Creator Rod Serling took viewers on a journey into the unknown for the fondly remembered anthology show The Twilight Zone. It’s been revived three times, but the original 1959-64 run is widely considered to be the best.
Check out some mind-boggling behind-the-scenes facts, as we take you on a trip into Serling’s singularly strange universe…
It has a connection to Marty McFly
The story concerns a man who appears to be alone in the world. Yet Courthouse Square, part of Universal Studios, has been anything but deserted over the years.
Lightning bolts and streaks of fire turned the area into an exit route for time travelers Marty McFly (Michael J Fox) and Doc Brown (Christopher Lloyd) in Back To The Future (1985).
Anybody could write one
Rod Serling had an interesting idea to cope with The Twilight Zone’s heavy workload…asking viewers to provide the scripts.
The team was deluged by an eye strain-inducing 14,000 submissions. However, it seemed America wasn’t in tune with the show’s offbeat sensibilities. Serling claimed that “only two were any good, but they didn’t fit the format of the show,” according to MeTV.
Serling then tried bringing in the big guns. Ray Bradbury was hired a few times, but the collaboration was largely strained — Serling only filmed one of his scripts (Season 3’s “I Sing The Body Electric”).
Serling may have heard a sound of thunder, as Bradbury wasn’t best pleased.
This episode of The Twilight Zone…is not an episode of The Twilight Zone
You are watching an episode of The Twilight Zone. Or are you?
The original run went out on a high…a high produced by someone else entirely, but a high nonetheless. 1964’s “An Occurrence at Owl Creek Bridge” was a French short film and one without much dialogue, to boot.
Set during the American Civil War and based on a story by Ambrose Bierce, it had previously won numerous awards, including a Best Short Subject Oscar no less.
Rod Serling faced Season 5 of The Twilight Zone — his last — with reduced funding from CBS. So, a fraction of the budget for a typical episode was spent on airing the film, written and directed by Robert Enrico.
As usual, Serling appeared as an on-screen narrator, giving audiences the lowdown on how Owl Creek Bridge came to feature in their weekly fantasy treat. It became the last episode the team worked on before The Twilight Zone was shut down by network execs.
There was a board game
You never knew what to expect when watching The Twilight Zone. Tuning in was a bit like rolling a dice. Speaking of which, creators chanced their arm with a board game!
Ideal’s Twilight Zone game was released in 1964. Packaged in a suitably surreal-looking box, players would open up a board featuring a maze design. It was designed for four players and reportedly had a colored spinning wheel as part of the action.
Other merchandise taken from the series included novels of the stories, penned by Rod Serling. That sounds fairly conventional, but in a wacky twist, Bugs Bunny and company entered The Looney Zone.
This 1997 DC/Warner Bros comic book placed Looney Tunes favorites in Serling-infused situations.

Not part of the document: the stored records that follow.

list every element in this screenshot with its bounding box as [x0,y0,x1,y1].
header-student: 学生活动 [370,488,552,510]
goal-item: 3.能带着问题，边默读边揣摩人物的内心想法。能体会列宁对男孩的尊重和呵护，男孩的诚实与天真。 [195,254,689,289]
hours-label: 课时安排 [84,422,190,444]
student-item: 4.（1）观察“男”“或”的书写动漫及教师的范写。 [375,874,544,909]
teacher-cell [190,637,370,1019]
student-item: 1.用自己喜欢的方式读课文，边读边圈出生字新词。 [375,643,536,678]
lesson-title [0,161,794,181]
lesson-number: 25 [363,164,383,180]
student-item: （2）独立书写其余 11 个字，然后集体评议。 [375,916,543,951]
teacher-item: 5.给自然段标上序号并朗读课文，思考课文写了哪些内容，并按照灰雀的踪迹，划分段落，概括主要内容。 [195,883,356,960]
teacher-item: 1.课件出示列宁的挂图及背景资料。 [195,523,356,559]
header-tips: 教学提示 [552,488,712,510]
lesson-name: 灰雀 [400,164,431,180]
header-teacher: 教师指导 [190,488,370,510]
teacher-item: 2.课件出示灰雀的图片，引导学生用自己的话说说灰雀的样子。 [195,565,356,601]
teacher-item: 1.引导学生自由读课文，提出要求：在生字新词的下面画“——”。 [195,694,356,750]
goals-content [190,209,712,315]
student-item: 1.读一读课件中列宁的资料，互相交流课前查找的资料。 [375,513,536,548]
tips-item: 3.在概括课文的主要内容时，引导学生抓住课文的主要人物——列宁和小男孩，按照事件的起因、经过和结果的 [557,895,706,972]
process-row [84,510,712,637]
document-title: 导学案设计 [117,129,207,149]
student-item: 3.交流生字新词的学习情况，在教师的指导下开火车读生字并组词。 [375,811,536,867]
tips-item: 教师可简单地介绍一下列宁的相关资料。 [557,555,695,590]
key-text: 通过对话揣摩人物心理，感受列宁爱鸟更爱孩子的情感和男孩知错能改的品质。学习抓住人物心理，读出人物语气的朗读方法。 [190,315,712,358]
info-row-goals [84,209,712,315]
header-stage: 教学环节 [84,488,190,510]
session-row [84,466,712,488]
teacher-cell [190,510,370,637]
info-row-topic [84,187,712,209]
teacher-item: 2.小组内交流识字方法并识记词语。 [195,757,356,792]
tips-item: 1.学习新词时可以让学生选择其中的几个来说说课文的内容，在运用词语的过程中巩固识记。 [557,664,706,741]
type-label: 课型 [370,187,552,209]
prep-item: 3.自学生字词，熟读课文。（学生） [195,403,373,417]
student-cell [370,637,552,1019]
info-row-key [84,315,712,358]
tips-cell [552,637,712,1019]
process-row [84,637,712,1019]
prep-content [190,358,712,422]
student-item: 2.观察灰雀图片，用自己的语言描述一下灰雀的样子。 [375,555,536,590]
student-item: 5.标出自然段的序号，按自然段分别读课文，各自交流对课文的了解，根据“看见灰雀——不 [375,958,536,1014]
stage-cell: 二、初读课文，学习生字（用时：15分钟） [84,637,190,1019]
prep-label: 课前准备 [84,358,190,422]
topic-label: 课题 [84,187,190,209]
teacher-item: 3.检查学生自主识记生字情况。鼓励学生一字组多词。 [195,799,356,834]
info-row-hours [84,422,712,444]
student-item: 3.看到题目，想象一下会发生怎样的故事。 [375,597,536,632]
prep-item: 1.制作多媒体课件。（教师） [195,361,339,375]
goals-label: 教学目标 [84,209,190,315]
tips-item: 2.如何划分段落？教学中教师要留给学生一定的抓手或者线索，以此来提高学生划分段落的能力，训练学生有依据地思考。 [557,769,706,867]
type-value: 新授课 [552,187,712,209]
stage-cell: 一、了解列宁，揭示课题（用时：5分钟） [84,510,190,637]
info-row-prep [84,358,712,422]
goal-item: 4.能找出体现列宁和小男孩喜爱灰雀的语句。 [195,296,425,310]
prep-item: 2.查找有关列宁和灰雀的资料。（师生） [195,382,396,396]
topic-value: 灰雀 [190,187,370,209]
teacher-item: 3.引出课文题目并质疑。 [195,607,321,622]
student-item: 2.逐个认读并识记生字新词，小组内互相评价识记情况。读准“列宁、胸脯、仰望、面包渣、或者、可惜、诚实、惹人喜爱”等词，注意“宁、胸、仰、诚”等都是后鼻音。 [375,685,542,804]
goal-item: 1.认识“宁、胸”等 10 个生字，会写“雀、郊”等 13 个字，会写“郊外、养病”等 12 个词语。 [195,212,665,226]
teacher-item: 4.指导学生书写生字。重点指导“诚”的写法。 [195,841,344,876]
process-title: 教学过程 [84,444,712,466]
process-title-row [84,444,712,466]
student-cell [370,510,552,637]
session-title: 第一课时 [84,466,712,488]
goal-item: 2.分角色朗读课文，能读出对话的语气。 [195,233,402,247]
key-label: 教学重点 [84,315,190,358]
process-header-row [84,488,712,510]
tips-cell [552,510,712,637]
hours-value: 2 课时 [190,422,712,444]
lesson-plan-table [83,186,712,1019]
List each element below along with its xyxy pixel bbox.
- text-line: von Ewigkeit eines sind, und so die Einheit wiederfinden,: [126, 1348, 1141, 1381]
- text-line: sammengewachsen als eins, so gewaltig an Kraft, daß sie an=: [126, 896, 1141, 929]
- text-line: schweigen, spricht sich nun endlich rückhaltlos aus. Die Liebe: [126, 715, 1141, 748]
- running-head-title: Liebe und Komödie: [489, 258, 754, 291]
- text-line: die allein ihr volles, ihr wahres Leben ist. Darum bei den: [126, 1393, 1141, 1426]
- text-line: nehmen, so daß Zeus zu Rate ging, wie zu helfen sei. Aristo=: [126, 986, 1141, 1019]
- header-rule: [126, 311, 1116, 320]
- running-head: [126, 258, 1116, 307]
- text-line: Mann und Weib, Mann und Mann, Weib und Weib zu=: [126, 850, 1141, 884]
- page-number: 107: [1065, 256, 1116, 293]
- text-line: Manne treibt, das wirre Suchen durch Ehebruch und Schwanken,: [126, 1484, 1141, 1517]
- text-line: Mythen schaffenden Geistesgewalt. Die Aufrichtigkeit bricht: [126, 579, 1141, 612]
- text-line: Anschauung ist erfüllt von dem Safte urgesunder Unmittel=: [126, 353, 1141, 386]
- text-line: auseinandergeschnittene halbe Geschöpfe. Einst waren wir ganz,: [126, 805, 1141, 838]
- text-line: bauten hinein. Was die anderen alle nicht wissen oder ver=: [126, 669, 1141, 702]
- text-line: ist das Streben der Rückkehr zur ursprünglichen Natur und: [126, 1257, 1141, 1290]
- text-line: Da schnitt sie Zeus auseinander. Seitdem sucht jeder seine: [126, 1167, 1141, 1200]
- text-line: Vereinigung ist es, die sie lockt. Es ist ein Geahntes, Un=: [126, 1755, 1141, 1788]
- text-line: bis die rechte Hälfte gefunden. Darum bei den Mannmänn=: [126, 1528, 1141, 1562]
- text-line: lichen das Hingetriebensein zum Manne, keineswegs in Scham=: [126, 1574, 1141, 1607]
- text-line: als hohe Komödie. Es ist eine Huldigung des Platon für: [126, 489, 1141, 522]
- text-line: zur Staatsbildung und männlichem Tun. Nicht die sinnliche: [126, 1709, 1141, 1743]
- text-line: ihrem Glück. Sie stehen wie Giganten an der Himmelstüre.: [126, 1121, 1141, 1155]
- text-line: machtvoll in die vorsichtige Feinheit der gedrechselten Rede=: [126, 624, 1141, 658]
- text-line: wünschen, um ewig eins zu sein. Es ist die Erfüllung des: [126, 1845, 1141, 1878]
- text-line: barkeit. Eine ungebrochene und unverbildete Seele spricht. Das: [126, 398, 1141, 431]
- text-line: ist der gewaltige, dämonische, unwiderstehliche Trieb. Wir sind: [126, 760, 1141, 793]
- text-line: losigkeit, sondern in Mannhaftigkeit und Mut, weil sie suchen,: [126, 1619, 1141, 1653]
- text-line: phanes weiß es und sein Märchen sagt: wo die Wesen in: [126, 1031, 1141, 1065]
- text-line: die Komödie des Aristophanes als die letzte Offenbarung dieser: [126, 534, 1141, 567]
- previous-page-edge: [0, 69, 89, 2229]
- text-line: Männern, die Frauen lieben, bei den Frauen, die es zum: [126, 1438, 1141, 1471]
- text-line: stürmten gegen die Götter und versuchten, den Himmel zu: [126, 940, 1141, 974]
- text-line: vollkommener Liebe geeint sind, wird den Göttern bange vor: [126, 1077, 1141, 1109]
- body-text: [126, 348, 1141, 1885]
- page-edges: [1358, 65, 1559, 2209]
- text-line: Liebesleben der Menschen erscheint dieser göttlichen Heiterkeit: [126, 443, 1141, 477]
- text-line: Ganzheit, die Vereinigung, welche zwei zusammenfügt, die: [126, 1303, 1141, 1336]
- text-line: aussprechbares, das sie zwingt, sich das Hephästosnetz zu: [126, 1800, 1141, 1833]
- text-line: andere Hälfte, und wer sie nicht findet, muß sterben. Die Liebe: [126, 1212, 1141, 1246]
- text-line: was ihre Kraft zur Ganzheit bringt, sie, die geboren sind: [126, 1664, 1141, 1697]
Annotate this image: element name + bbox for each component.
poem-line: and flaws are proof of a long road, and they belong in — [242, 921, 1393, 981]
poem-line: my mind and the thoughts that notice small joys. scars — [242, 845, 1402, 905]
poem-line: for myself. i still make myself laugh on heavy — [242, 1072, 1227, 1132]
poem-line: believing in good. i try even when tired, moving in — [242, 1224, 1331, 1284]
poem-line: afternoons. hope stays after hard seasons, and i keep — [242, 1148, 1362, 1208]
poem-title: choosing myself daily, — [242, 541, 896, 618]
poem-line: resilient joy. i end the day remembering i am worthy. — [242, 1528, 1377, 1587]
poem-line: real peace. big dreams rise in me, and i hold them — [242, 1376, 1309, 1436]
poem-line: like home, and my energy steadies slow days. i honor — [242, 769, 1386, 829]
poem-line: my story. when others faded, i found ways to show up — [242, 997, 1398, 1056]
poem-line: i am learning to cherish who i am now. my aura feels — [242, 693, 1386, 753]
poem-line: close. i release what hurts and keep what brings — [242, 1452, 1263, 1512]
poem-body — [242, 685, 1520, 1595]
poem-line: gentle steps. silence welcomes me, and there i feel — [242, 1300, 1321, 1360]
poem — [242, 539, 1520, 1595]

Fans of the show might recognize the plotlines — Comic Vine mentions “Sylvester seeing a gremlin Tweety tear apart the plane he’s on in ‘Nightmare of 20,000 Tweets.’”
Creator Rod Serling’s dreams inspired the stories
Behind the strange events of The Twilight Zone were very real fears.
Rod Serling served as a paratrooper in the Philippines during World War II and came away with traumatic memories. Bad though they were, they went on to shape him as a creative force.
Author and Serling expert Nick Parisi comments to Inside Edition: “How we treat older people, how we treat children, ignorance, prejudice, war. All of these are themes which recur in Rod’s work.”
Serling relied on both his conscious and unconscious mind. Screen Rant notes that bedtime was a rich source of inspiration: “He’d leave his tape recorder sitting on his nightstand, in case he needed to record the dreams he had the night before.”
The Twilight Zone idea was developed from “The Time Element,” a self-contained pilot written by Serling, which saw a man dream of averting the 1941 attack on Pearl Harbor.
William Shatner changed the way we fly
The episode that many viewers remember is “Nightmare at 20,000 Feet,” directed by the late Richard Donner and broadcast in 1963.
Starring a pre-Kirk William Shatner, the plane-bound story was referenced in the Looney Zone section earlier. Shatner’s character was pretty safety-conscious if a little paranoid. But his actions made an impact on the real world of air travel!
Seats on flights overlooking the wing were later marked with black triangles to indicate they have the best view of the wings. Should a crew member wish to see what’s going on — from a gremlin to a birdstrike — they can slide into this special position and make a judgment. What is this seating arrangement called?
What else — “William Shatner’s Seat”!